3. The method for extracting the characteristic genes of sequencing data based on interpretable deep learning of claim 1, wherein the step S2 is specifically:

calculation of the parameter Gradient for the first layer input neurons based on the loss function back propagation calculation during each training of the classification (l _θ (X, y)) as a gene signature, namely:

wherein X represents data of one training, y represents a label of one training, l _θ (X, y) represents a loss function trained once based on data X and label y; m represents the number of characteristic genes, and the inputted characteristic gene expression amount is expressed as: { Gene ₁ ，Gene ₂ ，...，Gene _m -a }; θ represents a parameter that the neural network needs to optimize, i.e., the weight of the neuron; θ _1，· The neuron weight representing the first layer, the input layer, is a vector of m elements, namely: θ _1，· ＝{θ _1，1 ，θ _1，2 ，...，θ _1，m And }, wherein θ _1，i Representative Gene _i The weights of the neurons corresponding to the inputs of (a);

w represents a gradient value, namely:

W＝{w ₁ ，w ₂ ，...，w _m }＝Gradient(l _θ (X，y))

w is a vector containing m elements, where W is _i Represents Gene in one training _i The component of the corresponding gradient value, which represents the contribution of the gene to the training, i.e., the importance of the gene during the training, is expressed as the total significant value of a gene throughout the training:

where k represents the total number of exercises in the whole training process, the total salience value salience (Gene _i ) Represents the Gene _i The gradient components accumulated during the overall training process, i.e. the contribution to the overall training process, i.e. its importance in the overall training process.

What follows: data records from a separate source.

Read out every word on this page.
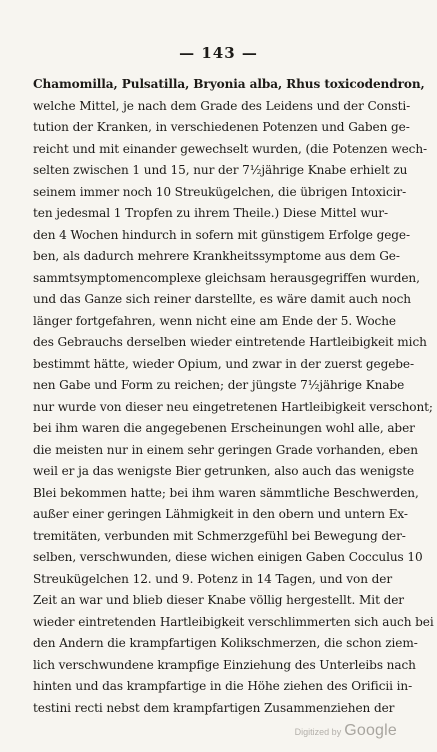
— 143 —
Chamomilla, Pulsatilla, Bryonia alba, Rhus toxicodendron,
welche Mittel, je nach dem Grade des Leidens und der Consti-
tution der Kranken, in verschiedenen Potenzen und Gaben ge-
reicht und mit einander gewechselt wurden, (die Potenzen wech-
selten zwischen 1 und 15, nur der 7½jährige Knabe erhielt zu
seinem immer noch 10 Streukügelchen, die übrigen Intoxicir-
ten jedesmal 1 Tropfen zu ihrem Theile.) Diese Mittel wur-
den 4 Wochen hindurch in sofern mit günstigem Erfolge gege-
ben, als dadurch mehrere Krankheitssymptome aus dem Ge-
sammtsymptomencomplexe gleichsam herausgegriffen wurden,
und das Ganze sich reiner darstellte, es wäre damit auch noch
länger fortgefahren, wenn nicht eine am Ende der 5. Woche
des Gebrauchs derselben wieder eintretende Hartleibigkeit mich
bestimmt hätte, wieder Opium, und zwar in der zuerst gegebe-
nen Gabe und Form zu reichen; der jüngste 7½jährige Knabe
nur wurde von dieser neu eingetretenen Hartleibigkeit verschont;
bei ihm waren die angegebenen Erscheinungen wohl alle, aber
die meisten nur in einem sehr geringen Grade vorhanden, eben
weil er ja das wenigste Bier getrunken, also auch das wenigste
Blei bekommen hatte; bei ihm waren sämmtliche Beschwerden,
außer einer geringen Lähmigkeit in den obern und untern Ex-
tremitäten, verbunden mit Schmerzgefühl bei Bewegung der-
selben, verschwunden, diese wichen einigen Gaben Cocculus 10
Streukügelchen 12. und 9. Potenz in 14 Tagen, und von der
Zeit an war und blieb dieser Knabe völlig hergestellt. Mit der
wieder eintretenden Hartleibigkeit verschlimmerten sich auch bei
den Andern die krampfartigen Kolikschmerzen, die schon ziem-
lich verschwundene krampfige Einziehung des Unterleibs nach
hinten und das krampfartige in die Höhe ziehen des Orificii in-
testini recti nebst dem krampfartigen Zusammenziehen der
Digitized by Google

4. The method for extracting signature genes from sequencing data based on interpretable deep learning of claim 1, wherein in step S3, the signature genes are specifically: the gene signature represents the gene combination of specific expression of a certain cell or a certain spot in the microenvironment, can be used as the identification of the cell/spot in the microenvironment and is related to the biological function of the cell/spot, and particularly, the characteristic gene signature of the cell/spot related to the disease has the value of analyzing the prognosis of a patient.

5. The method for extracting characteristic genes of sequencing data based on interpretable deep learning of claim 1, wherein in step S4, the cycle stop condition is specifically: the top ranking genes remain unchanged during successive training rounds to reach a steady state where the top ranking genes are selected as the output gene signature.